In ihrer Funktion als Gastprofessorin an der Universität Bochum setzte sich die ehemalige Bischöfin Margot Käßmann mit dem Thema Mission und Migration auseinander. Sie folgte dem Schluss, dass dies urbiblische Motive seien, die mit Adam und Eva und dem Verlassen des Paradieses anfingen.

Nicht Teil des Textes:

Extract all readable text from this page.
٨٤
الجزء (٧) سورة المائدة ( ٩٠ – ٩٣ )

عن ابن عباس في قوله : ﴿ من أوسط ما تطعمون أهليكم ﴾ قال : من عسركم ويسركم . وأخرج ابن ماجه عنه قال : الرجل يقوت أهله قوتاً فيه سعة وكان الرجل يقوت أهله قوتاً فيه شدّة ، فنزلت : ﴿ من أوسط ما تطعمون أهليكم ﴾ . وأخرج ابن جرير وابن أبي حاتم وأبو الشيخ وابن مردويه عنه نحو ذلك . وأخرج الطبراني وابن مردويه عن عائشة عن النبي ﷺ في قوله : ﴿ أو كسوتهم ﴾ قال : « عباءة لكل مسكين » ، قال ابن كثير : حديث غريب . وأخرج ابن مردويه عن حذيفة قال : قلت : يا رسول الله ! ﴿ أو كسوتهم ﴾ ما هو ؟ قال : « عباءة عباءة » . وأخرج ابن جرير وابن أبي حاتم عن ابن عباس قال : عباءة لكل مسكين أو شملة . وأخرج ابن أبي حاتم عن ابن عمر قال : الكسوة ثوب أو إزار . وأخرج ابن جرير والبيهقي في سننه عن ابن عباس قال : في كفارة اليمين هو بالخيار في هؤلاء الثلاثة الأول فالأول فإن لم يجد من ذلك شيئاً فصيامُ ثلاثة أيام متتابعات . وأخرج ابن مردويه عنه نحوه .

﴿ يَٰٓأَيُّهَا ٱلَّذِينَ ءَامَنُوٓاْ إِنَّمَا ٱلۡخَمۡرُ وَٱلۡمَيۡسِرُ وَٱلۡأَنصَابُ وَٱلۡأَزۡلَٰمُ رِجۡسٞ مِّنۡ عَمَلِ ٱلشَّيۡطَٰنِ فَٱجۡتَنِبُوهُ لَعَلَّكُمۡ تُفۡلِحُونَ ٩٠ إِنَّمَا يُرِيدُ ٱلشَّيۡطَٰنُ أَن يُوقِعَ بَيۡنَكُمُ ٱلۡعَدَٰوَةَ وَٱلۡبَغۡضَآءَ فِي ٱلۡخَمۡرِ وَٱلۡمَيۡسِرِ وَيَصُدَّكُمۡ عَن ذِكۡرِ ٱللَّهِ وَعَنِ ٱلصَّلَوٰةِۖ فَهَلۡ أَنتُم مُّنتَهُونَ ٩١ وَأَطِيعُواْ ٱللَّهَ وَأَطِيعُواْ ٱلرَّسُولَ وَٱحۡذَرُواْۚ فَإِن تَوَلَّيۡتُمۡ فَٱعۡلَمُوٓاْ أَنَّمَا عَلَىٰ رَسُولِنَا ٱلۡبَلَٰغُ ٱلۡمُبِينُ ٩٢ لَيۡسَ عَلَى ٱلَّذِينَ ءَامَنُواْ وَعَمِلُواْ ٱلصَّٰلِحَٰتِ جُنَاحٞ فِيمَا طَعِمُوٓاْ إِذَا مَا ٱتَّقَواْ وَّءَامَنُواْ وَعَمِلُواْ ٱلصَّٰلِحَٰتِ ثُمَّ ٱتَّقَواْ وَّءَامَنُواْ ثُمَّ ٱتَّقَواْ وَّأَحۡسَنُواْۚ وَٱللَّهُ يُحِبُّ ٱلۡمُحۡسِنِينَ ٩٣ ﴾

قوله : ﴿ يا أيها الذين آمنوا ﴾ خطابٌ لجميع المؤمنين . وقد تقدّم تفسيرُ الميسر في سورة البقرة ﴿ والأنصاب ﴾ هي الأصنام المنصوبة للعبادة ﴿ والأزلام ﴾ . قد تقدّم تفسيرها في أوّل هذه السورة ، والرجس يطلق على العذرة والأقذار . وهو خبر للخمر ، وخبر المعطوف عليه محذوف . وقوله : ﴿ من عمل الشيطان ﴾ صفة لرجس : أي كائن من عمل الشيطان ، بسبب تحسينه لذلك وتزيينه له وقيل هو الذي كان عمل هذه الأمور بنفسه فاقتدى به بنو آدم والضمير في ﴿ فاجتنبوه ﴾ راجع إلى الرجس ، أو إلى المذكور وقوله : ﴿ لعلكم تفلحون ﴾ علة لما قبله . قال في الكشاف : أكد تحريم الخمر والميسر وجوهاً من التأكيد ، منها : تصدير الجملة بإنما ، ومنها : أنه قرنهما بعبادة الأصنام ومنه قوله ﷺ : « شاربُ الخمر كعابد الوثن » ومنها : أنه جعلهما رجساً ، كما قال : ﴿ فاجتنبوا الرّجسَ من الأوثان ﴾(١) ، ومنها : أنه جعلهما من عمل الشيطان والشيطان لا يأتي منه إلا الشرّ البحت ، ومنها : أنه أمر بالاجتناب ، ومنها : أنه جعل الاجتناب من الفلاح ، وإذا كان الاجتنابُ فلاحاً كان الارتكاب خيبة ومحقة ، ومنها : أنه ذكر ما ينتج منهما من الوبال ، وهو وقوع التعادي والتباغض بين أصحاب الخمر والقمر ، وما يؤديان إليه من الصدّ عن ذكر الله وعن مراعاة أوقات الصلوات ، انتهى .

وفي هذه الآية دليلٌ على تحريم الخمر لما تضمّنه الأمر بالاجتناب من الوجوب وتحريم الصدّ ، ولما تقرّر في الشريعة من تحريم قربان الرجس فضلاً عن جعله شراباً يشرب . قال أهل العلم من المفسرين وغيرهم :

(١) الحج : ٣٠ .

Nun, es sind auch ur-koranische Motive, die mit der Hidschra, also der Auswanderung des Propheten und seiner – damals noch wenigen – Anhänger von Mekka nach Medina im Jahr 622 anfingen. Das Ereignis ist nicht zufällig die Stunde Null des islamischen Kalenders. Im Handumdrehen hatte die junge Sekte die Herrschaft über das damals mehrheitlich jüdische Medina angetreten. Die Medinenser hatten einen Prediger eingeladen und bekamen einen Diktator.

Weiter in ihrem Vortrag sprach sie von Mose, der ja auch die Israeliten von der Sklaverei Ägyptens in das gelobte Land führte. Daraufhin musste das Volk Israels zur Behauptung seiner Kultur gegen die vorhandene Kultur im Land Kanaan kämpfen.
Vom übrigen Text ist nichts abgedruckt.